Impossibile sfuggire a tale legge, lasciare ogni speranza e tu l’hai fatto. Gli autogol di De Rossi e Manolas nella gara di andata, un risultato pesantissimo e ingiusto nonostante una degna prestazione. Sempre la solita storia. L’ennesima conferma della dannazione. Ma c’è stato un preciso momento in cui si è riaccesa dentro la fiamma della speranza. E non è stato quando l’immenso Dzeko ha buttato dentro la palla dell’1-0, ma prima.
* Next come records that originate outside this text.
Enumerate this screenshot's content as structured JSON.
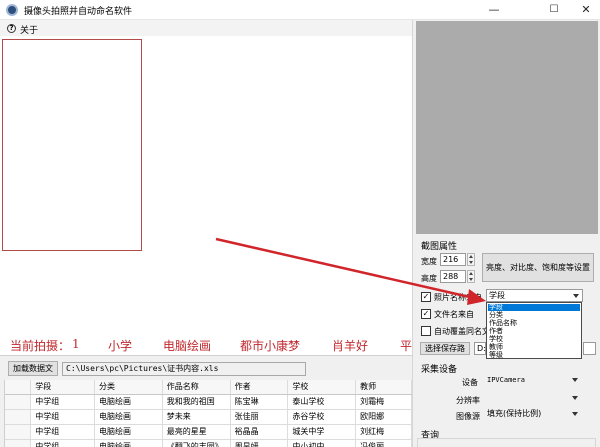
{
  "window": {
    "title": "摄像头拍照并自动命名软件",
    "controls": {
      "minimize": "—",
      "maximize": "☐",
      "close": "✕"
    }
  },
  "menu": {
    "help_icon": "?",
    "about": "关于"
  },
  "status": {
    "prefix": "当前拍摄：",
    "number": "1",
    "stage": "小学",
    "category": "电脑绘画",
    "title": "都市小康梦",
    "author": "肖羊好",
    "truncated": "平"
  },
  "data_load": {
    "button": "加载数据文",
    "path": "C:\\Users\\pc\\Pictures\\证书内容.xls"
  },
  "table": {
    "columns": [
      "学段",
      "分类",
      "作品名称",
      "作者",
      "学校",
      "教师"
    ],
    "rows": [
      [
        "中学组",
        "电脑绘画",
        "我和我的祖国",
        "陈宝琳",
        "泰山学校",
        "刘霜梅"
      ],
      [
        "中学组",
        "电脑绘画",
        "梦未来",
        "张佳丽",
        "赤谷学校",
        "欧阳娜"
      ],
      [
        "中学组",
        "电脑绘画",
        "最亮的星星",
        "裕晶晶",
        "城关中学",
        "刘红梅"
      ],
      [
        "中学组",
        "电脑绘画",
        "《翻飞的丰园》",
        "周昊妍",
        "中小初中",
        "冯俊丽"
      ]
    ]
  },
  "image_props": {
    "section": "截图属性",
    "width_label": "宽度",
    "width_value": "216",
    "height_label": "高度",
    "height_value": "288",
    "adjust_button": "亮度、对比度、饱和度等设置"
  },
  "naming": {
    "photo_name_from": "照片名称来自",
    "photo_name_checked": true,
    "photo_name_value": "学段",
    "file_name_from": "文件名来自",
    "file_name_checked": true,
    "auto_overwrite": "自动覆盖同名文",
    "auto_overwrite_checked": false,
    "save_dir_button": "选择保存路",
    "save_dir_value": "D:\\",
    "dropdown_options": [
      "学段",
      "分类",
      "作品名称",
      "作者",
      "学校",
      "教师",
      "等级"
    ],
    "dropdown_selected": "学段"
  },
  "capture": {
    "section": "采集设备",
    "device_label": "设备",
    "device_value": "IPVCamera",
    "resolution_label": "分辨率",
    "resolution_value": "",
    "image_source_label": "图像源",
    "image_source_value": "填充(保持比例)"
  },
  "query": {
    "section": "查询"
  },
  "colors": {
    "status_red": "#c0282e",
    "arrow_red": "#d0262b",
    "selection_blue": "#0078d7",
    "preview_gray": "#ababab",
    "frame_red": "#b34a4a"
  }
}
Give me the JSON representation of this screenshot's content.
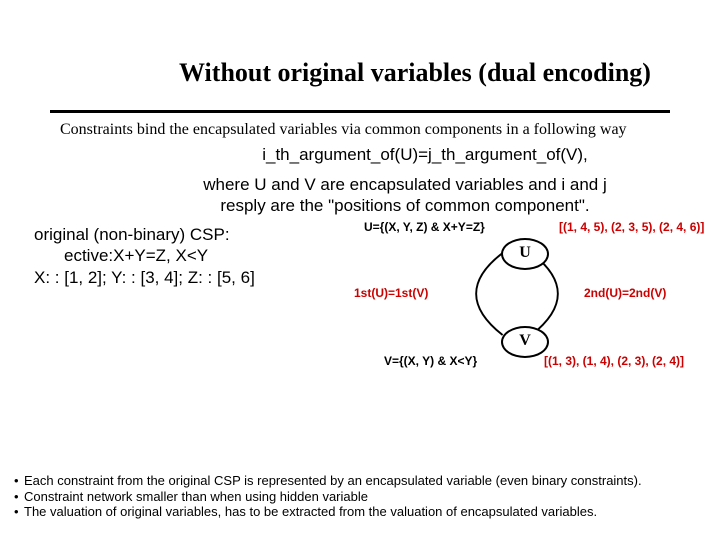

Quando Di Francesco ha deciso di lasciare fuori contro la Fiorentina tre titolarissimi come Kolarov, De Rossi e Florenzi, qualcuno l’ha preso per un incompetente e povero illuso, reo di credere ancora in una qualificazione impossibile. Di mettere davanti, a livello di priorità, la Champions League gravemente compromessa dal risultato dell’andata, all’obiettivo campionato con un terzo posto da difendere. Di credere alle favole, come una presa in giro dopo l’ennesimo KO interno in campionato. E in effetti alla vigilia della partita contro i viola, in conferenza stampa, l’allenatore giallorosso aveva risposto nel finale a chi già chiedeva di bilancio stagionale: “Io aspetterei fine campionato per fare un bilancio definitivo e generale. Aspetterei anche perché c'è una partita di ritorno di Champions League: qui diamo tutto per scontato e a me non piace, anche se è inutile negarlo che è difficile. Voglio vedere tutti quanti all'interno di questo gruppo e di questo ambiente combattivi, combattivi fino alla fine in tutti quelli che sono gli obiettivi da poter raggiungere. E non mollare niente e non lasciare nulla al caso”.

Una dichiarazione che denotava non solo il rispetto per i circa 56500 paganti dell’Olimpico per la sfida europea, ma anche una reale convinzione della possibilità della clamorosa impresa. E quindi si arriva al preciso momento in cui anche in te, tifoso romanista, si è trasmesso quel barlume, quando il cuore ha incontrato la ragione ed hai pensato per un attimo forse si può fare! Tutto ciò è avvenuto quando hai letto l’undici titolare con la mossa della difesa a tre. Una difesa granitica con Manolas, Fazio, Juan Jesus, con Florenzi e Kolarov a spingere sui lati di un centrocampo dinamico e compatto, con Schick accanto a Dzeko davanti. Di Francesco si è giocato l’asso nella manica ed ha vinto tutto. È arrivata la partita perfetta dei suoi. Solo con quel modulo, calzante su misura, ognuno degli interpreti in campo poteva essere perfetto e capace di scrivere una delle pagine più belle della storia romanista che ha scoperto il significato della parola miracolo.